Words that I remember could cut the strongest man down. As I sat and tried to think of how or even how the hell I dealt with such verbal abuse from him. Words like you only have ever given your worst, Where is the good?, You are not worth it. He once told me that the sexual abuse I suffered as a child by the men who were supposed to protect me, was my fault! I probably wanted it!! These are the normal; so what the hell was wrong with me? I have never let anyone have power over my own self worth, to tell me what I am supposed to be or feel in my life; so why did he have such power? He made me believe he was so much better than me. He repeatedly told me how crazy I was. I was in his phone as “psychotic bitch from hell”. I couldn’t even make this up. Words have such a power to uplift or completely destroy you especially if they are being said by someone you love and trust completely. How does a person who you completely trust this much take that as a sign to wear you down to nothingness. CONTROL,
He found a way to get me to open up and tell him all my insecurities, my fears, my weakness’ and used every opportunity to use them against me. I did not see this then obviously its only in after the fact that I am seeing it. I am sure he will have a whole different retrospect on it, after all, he is the victim!! Everyone is out to get him, to make him miserable, as he used to say Buddha says “Life is suffering” boy did I suffer. I was with him for four years; four very long years that seemed like an eternity, to the point that I did not even remember my life before him. He definitely had me feeling I would never make it without him and no life after!
We did get together at one of my lowest points in my life; mentally and physically, so I guess I was already vulnerable and easy for the pickings to control. There had been some good times, I think, hell at this point I wonder if he had me believe that too. His words were like gold even though he would always say I don’t listen to him anyway; no one does. Reminiscing on some of the words that he spoke, I can’t believe even some of the things written to me from him, and the most amazing part of it all…..I believed it!!
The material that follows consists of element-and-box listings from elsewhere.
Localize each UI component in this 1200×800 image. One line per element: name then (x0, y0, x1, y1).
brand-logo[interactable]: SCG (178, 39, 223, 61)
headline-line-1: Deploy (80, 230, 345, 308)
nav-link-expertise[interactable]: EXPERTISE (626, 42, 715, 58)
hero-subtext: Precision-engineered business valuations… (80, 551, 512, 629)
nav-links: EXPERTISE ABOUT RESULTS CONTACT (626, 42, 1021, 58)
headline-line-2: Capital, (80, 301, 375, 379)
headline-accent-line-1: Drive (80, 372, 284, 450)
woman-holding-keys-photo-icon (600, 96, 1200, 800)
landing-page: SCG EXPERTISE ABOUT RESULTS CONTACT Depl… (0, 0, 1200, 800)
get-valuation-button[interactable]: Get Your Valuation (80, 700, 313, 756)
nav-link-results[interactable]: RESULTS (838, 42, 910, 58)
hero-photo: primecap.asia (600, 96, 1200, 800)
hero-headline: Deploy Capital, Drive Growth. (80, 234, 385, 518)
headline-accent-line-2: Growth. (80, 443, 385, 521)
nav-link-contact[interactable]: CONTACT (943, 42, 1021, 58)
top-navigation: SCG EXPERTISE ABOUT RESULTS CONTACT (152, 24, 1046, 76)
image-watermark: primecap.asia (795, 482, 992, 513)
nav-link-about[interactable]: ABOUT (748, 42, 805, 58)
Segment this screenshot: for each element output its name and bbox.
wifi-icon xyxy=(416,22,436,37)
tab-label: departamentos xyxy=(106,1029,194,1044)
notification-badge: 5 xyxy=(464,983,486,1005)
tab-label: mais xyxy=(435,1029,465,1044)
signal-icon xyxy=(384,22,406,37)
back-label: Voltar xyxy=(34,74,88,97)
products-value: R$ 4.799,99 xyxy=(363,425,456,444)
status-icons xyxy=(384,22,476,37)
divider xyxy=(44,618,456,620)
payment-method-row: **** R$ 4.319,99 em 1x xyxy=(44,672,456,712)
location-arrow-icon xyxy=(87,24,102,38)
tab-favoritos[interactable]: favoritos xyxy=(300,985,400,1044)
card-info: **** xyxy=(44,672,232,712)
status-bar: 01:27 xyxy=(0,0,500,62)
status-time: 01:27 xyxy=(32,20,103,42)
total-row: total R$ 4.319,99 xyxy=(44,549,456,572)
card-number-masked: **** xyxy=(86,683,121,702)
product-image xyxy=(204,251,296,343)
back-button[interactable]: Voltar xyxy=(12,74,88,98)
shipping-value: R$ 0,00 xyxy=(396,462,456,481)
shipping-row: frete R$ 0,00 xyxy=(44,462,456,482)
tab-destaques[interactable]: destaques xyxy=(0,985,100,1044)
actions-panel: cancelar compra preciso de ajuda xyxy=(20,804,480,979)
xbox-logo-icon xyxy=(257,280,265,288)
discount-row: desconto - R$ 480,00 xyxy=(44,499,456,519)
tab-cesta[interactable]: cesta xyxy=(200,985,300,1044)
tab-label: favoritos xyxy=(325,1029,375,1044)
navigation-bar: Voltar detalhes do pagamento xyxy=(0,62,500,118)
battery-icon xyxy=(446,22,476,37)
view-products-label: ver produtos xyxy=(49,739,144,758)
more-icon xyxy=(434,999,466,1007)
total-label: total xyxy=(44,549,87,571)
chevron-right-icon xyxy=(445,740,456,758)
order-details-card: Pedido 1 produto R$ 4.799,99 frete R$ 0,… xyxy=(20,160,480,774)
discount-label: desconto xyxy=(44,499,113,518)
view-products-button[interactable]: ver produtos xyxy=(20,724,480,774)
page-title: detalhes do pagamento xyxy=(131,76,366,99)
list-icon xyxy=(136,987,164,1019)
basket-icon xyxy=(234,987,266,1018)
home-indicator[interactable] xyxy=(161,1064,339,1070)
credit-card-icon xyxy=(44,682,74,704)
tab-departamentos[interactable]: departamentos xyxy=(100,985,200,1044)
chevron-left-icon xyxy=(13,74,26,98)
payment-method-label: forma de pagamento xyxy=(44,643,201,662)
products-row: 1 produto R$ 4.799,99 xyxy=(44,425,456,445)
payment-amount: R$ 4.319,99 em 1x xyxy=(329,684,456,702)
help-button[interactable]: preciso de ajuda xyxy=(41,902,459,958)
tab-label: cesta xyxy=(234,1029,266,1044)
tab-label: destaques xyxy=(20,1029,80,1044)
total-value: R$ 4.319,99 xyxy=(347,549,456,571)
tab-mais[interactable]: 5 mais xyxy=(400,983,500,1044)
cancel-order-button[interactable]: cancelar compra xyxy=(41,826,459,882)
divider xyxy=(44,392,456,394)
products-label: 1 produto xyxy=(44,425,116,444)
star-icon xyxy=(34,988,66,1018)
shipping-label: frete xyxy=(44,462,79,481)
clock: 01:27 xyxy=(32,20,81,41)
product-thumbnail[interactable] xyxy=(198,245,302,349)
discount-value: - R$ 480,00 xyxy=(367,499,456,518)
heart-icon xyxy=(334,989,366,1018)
When you are told on a regular basis it is all in your head, you are nuts and crazy, you’re worthless, you are a failure, you always make the worst choices and everything is your fault, ironically you start to actually believe it. Life is funny that way.
The more I mourn the relationship err what I thought was the relationship I realize it was all about a controlling and power trip. If I did as he wanted, as I took his advice and did things in his time constraints and in his order it was all okay or he made me believe. If I would dare do anything on my own, even fathom that I may have my own mind, my own decisions than I would get punished by his controlling tactics, that I have recently found out that they teach in the military called conditioning or gas lighting.
“People will not always remember what you said but they will always remember how you made them feel.” These words are powerful with so much strength in truth. I have memories of just laying in his arms and feeling like all was right with the world but also know that it wouldn’t last since he had to always run or go wherever he went to condition me to his will. I do not think I have ever felt so bad about myself, hated myself this much in my life. I do not ever remember doubting myself so much, second guessing every decision I have ever made, I allowed him to control my clothing, thoughts, decisions, my own SELF esteem; I allowed him to take it all willingly!!
This is a way to learn of what I did do, what I allowed him to do; to never allow anyone to ever have that much power of my own feelings and thoughts again. I do hope to one day when I can actually move on completely to find love again, however, I will be a stronger and better person before I even amuse that ideology.
Stupid, idiot, dumb, crazy, worthless, dippy, moron, your dumb choices you deserve all you get, you will never be good enough, you did this yourself, you pushed me away, I don’t want this or you, I deserve better than you. Only words on a paper yet so powerful to self doubt when said by a person you loved with your soul, one you completely trusted, The one you thought would not, could not hurt you like that!!!! Just Words!!